What this is

A signed token has two parts that matter: the claims (who the bearer says they are) and the signature (proof the claims were issued by your server and not edited). Verification is the step that checks the signature against your key. Decoding is not verification. A token whose claims you can read is not a token whose signature you have checked.

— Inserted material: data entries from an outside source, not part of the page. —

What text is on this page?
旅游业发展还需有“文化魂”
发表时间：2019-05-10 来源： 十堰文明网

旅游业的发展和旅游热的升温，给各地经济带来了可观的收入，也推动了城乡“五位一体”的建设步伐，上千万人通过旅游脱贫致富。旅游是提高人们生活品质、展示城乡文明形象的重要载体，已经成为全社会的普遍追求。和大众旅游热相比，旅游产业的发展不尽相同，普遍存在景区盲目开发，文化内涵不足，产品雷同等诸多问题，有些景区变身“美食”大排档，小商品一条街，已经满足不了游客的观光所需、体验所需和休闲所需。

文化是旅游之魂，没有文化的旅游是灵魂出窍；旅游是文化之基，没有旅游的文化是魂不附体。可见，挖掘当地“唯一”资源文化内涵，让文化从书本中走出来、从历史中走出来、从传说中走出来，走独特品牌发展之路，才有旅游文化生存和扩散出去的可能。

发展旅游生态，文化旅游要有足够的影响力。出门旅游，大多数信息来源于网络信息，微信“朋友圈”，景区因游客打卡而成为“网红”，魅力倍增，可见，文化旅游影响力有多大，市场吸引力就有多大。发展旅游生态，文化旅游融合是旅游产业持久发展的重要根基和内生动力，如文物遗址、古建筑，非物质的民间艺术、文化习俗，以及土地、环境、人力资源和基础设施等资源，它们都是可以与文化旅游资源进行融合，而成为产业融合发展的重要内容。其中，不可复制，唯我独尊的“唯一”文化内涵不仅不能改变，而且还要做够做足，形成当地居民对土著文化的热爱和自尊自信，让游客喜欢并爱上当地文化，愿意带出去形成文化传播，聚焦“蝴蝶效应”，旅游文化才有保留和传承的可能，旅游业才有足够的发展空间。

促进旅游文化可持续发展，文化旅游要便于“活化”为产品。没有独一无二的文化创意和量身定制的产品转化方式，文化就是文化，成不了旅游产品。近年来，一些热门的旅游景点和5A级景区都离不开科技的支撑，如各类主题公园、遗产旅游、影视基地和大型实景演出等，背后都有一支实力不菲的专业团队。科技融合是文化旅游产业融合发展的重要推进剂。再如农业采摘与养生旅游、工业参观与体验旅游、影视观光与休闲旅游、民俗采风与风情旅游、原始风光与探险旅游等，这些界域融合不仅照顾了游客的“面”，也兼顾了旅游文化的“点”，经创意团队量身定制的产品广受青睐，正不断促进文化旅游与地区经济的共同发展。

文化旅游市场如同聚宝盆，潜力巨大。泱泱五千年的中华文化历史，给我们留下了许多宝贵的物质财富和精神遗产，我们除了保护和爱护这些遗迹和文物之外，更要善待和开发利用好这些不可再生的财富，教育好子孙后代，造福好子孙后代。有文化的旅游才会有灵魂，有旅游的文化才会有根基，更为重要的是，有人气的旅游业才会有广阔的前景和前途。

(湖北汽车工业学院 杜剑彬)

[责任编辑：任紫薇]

Two patterns skip the check:

• algorithm: 'none' (quoted or unquoted). The "none" algorithm is a real JWT algorithm that means "unsigned." A token signed with none has no signature to forge. An attacker writes { "sub": "admin" }, sets the algorithm to none, and your server accepts it.
• jwt.verify(token) with no key argument. Depending on the library and version, a verify call with no key may decode without checking the signature at all, which is the same outcome as none.

The library surface differs by language, the bug does not:

• Node: jsonwebtoken jwt.verify(token) with no secret, or { algorithm: 'none' } in sign options.
• Python: jwt.decode(token, options={"verify_signature": False}), PyJWT algorithms=["none"].
• Java: a JwtParser built without setSigningKey.
• Ruby: JWT.decode(token, nil, false).

Same family (XL-013), one concept: the signature was never checked.

Why AI emits it

Asked to "make auth work," a model reaches for the shortest code that returns a usable token and a populated user object. Both of these patterns do exactly that. The demo logs in, the user object is correct, nothing throws. The failure mode only appears when someone deliberately forges a token, and there is no test for that in a prototype, so the hole ships invisibly.

The mental model that produces the bug

"The token decodes and the user comes back, so auth works." There is no mental model separating decode from verify. The token round-trips in local testing because local testing never sends a forged one.

What the fix looks like

Verify with a real algorithm and a real key, every time.

• Node: jwt.verify(token, process.env.JWT_SECRET) for HS256, or the public key for RS256. Never { algorithm: 'none' }.
• Pin the accepted algorithms explicitly: pass { algorithms: ['HS256'] } so a token claiming none or a swapped algorithm is rejected before the signature step.
• Python: jwt.decode(token, key, algorithms=["HS256"]), never verify_signature: False outside a test.

The signature is checked against your key on every request. A token your server did not sign does not verify, regardless of what its claims say.

Related

• Hardcoded secrets and policy text is the matching failure on the key side: a strong verify step does not help if the signing secret is committed to the repo.